Brangelina-Aus: Scheidung auf Amerikanisch

Ein Bräutigam steht neben einem fallenden Aktiendiagramm, während eine Braut auf einem Berg aus Geld und Häusern steht.
Wenn sich Stars scheiden lassen, geht’s oft heiß her. Die Anwälte im Hintergrund agieren cool, hart und wenig herzlich.

Aufregende Zeiten für Klatschreporter: Bran! Ge! Lina! Das Ende. Nun geht’s um die drei W’s: Warum? Wie? Sowie: What now, my Ex-Love? Hach.

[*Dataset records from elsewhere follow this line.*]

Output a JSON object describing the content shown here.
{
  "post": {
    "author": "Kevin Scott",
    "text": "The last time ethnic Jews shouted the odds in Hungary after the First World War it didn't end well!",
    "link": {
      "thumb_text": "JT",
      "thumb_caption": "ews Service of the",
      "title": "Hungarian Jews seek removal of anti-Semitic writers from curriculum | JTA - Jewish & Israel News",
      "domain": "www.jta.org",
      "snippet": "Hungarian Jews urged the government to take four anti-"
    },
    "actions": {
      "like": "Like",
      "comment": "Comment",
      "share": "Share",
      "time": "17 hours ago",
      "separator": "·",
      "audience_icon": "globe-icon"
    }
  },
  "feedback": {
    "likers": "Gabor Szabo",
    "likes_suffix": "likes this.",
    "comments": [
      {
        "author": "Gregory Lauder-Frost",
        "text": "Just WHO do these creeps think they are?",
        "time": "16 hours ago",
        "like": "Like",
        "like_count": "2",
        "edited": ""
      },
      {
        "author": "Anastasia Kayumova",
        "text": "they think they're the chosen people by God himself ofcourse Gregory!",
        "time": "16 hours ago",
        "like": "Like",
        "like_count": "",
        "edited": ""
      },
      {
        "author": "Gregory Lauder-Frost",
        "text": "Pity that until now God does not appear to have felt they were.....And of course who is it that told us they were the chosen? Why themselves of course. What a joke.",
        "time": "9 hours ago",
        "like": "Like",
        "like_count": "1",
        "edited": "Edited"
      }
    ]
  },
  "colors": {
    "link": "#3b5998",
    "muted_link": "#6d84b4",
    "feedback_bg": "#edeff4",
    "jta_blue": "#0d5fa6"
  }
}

Wenn sich ein VIP-Paar auf Flughöhe von Angelina Jolie und Brad Pitt entzweit, wird erst die Schmutzwäsche extraheiß gewaschen und dann der Dreckschleudergang auf Turboniveau angeworfen. Ehemalige Nannys enthüllen dunkle Familiengeheimnisse, "nahe Freunde" plaudern aus, was "wirklich hinter den Kulissen" lief und das Personal verrät gegen ein paar schmutzige Dollars pikante Details. Dazu ist in den nächsten Wochen noch einiges zu erwarten. So kursierte etwa die Geschichte, dass die US-Bundespolizei FBI Ermittlungen gegen Schauspieler Brad Pitt prüft und Fakten sammle. Im Fokus: mögliche Handgreiflichkeiten in einem Privatjet, in dem Pitt mit seinen Kindern unterwegs gewesen war. Rasch war von Kindesmisshandlung die Rede. Wahr – nicht wahr? Oder doch nur wieder das 1001. Gerücht? Fakt ist: Pitts Ehefrau Angelina Jolie hatte Anfang der Woche die Scheidung eingereicht. Im Scheidungsantrag stand etwas von "unüberbrückbaren Differenzen".

Die Pitbull-Adovkaten

Und während die mediale Suppe hochkocht, versuchen knallharte Anwälte im Hintergrund kühlen Kopf zu bewahren und die Deals auszuhandeln. An der Seite von Jolie steht die legendäre Laura. Laura Wasser, Partnerin in der Kanzlei Wasser, Cooperman & Mandles, gegründet von ihrem Herrn Papa Denis Wasser – ebenfalls Promi-Advokat. "The Mirror" beschrieb ihn im Jahr 2004 als "am meisten gefürchteten Scheidungsanwalt Amerikas".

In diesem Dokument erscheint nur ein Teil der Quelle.